Swuste, Paul, Van Gulijk, Coen, Zwaard, Walter, Lemkowitz, Saul, Oostendorp, Yvette and Groeneweg, Jop (2016) Developments in the safety science domain, in the fields of general and safety management between 1970 and 1979, the year of the near disaster on Three Mile Island, a literature review. Safety Science, 86. pp. 10-26. ISSN 0925-7535
Abstract

Objective: What influence has research conducted by general management schools and safety research had
upon the causes of accidents and disasters in relation to the managing of safety between 1970 and 1979?
Method: The study was confined to original articles and documents, written in English or Dutch from the
period under consideration. For the Netherlands, the professional journal De Veiligheid (Safety) was consulted.
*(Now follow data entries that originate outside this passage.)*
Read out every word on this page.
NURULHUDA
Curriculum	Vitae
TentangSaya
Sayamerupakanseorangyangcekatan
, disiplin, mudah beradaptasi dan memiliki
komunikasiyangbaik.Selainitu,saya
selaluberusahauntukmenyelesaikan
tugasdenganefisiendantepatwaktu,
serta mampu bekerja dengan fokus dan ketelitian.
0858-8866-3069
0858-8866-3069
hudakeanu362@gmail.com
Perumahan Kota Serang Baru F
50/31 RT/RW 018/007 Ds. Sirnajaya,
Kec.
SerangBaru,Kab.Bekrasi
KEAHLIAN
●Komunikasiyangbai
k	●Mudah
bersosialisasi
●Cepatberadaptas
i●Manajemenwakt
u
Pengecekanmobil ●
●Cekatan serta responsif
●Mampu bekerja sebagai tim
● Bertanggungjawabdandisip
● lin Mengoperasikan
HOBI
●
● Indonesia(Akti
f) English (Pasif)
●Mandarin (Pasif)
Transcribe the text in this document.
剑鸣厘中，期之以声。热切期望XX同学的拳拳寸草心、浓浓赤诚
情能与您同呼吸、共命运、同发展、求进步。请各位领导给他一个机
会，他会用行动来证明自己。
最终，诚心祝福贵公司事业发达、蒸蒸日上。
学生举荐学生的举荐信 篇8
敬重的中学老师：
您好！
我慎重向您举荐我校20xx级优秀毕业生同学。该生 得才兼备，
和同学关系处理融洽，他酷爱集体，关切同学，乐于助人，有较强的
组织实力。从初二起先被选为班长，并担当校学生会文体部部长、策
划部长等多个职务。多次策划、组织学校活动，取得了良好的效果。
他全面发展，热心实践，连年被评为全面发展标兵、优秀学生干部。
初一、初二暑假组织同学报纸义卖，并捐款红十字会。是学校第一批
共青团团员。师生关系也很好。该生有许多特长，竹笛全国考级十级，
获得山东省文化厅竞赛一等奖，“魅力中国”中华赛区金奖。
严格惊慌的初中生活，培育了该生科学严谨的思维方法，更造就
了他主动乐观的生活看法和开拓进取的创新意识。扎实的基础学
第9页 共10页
Results and conclusions: Dominant management approaches started with (1) classical management starting
from the 19th century incorporating as a main component scientific management from the early 20th century.
The interwar period saw the rise of (2) behavioural management which was based on behaviourism,
this was followed by (3) quantitative management from the Second World War onwards. After the war it
was (4) modern management that became important. A company was seen as an open system, interacting
with an external environment with external stakeholders. These management schools of thought were not
exclusive, but existed side by side in the period under consideration.
Early in the 20th century, it was the U.S. ‘Safety First’ movement that marked the starting point of this
knowledge development in the sphere of safety managing, with cost reduction and production efficiency
as the key drivers. Psychological models and metaphors were used to explain accidents resulting from
‘unsafe acts’. Safety was managed by training and targeting reckless workers, all in line with scientific
management. Supported by behavioural management, this approach remained dominant for many years
until long after World War II.
Influenced by quantitative management, potential and actual disasters occurring after the war led to two
approaches; loss prevention (up-scaling in the process industry) and reliability engineering (inherently
dangerous processes in the aerospace and nuclear sectors). The distinction between process safety and
occupational safety became clear after the war when the two evolved as relatively independent domains.
In occupational safety in the 1970s human error was thought to be symptomatic of mismanagement. The
term ‘safety management’ was introduced to scientific safety literature alongside concepts such as loosely
and tightly coupled processes, organizational culture, disaster incubation and the notion of mechanisms
blinding organizations to portents of disaster scenarios. Loss prevention remained technically oriented.
Until 1979 there was no clear link with safety management. Reliability engineering that was based on systems
theory did have such a connection with the MORT technique that served as a management audit. The
Netherlands mainly followed Anglo-Saxon developments. In the late 1970s, following international safety
symposia in The Hague and Delft, independent research finally began in the Netherlands.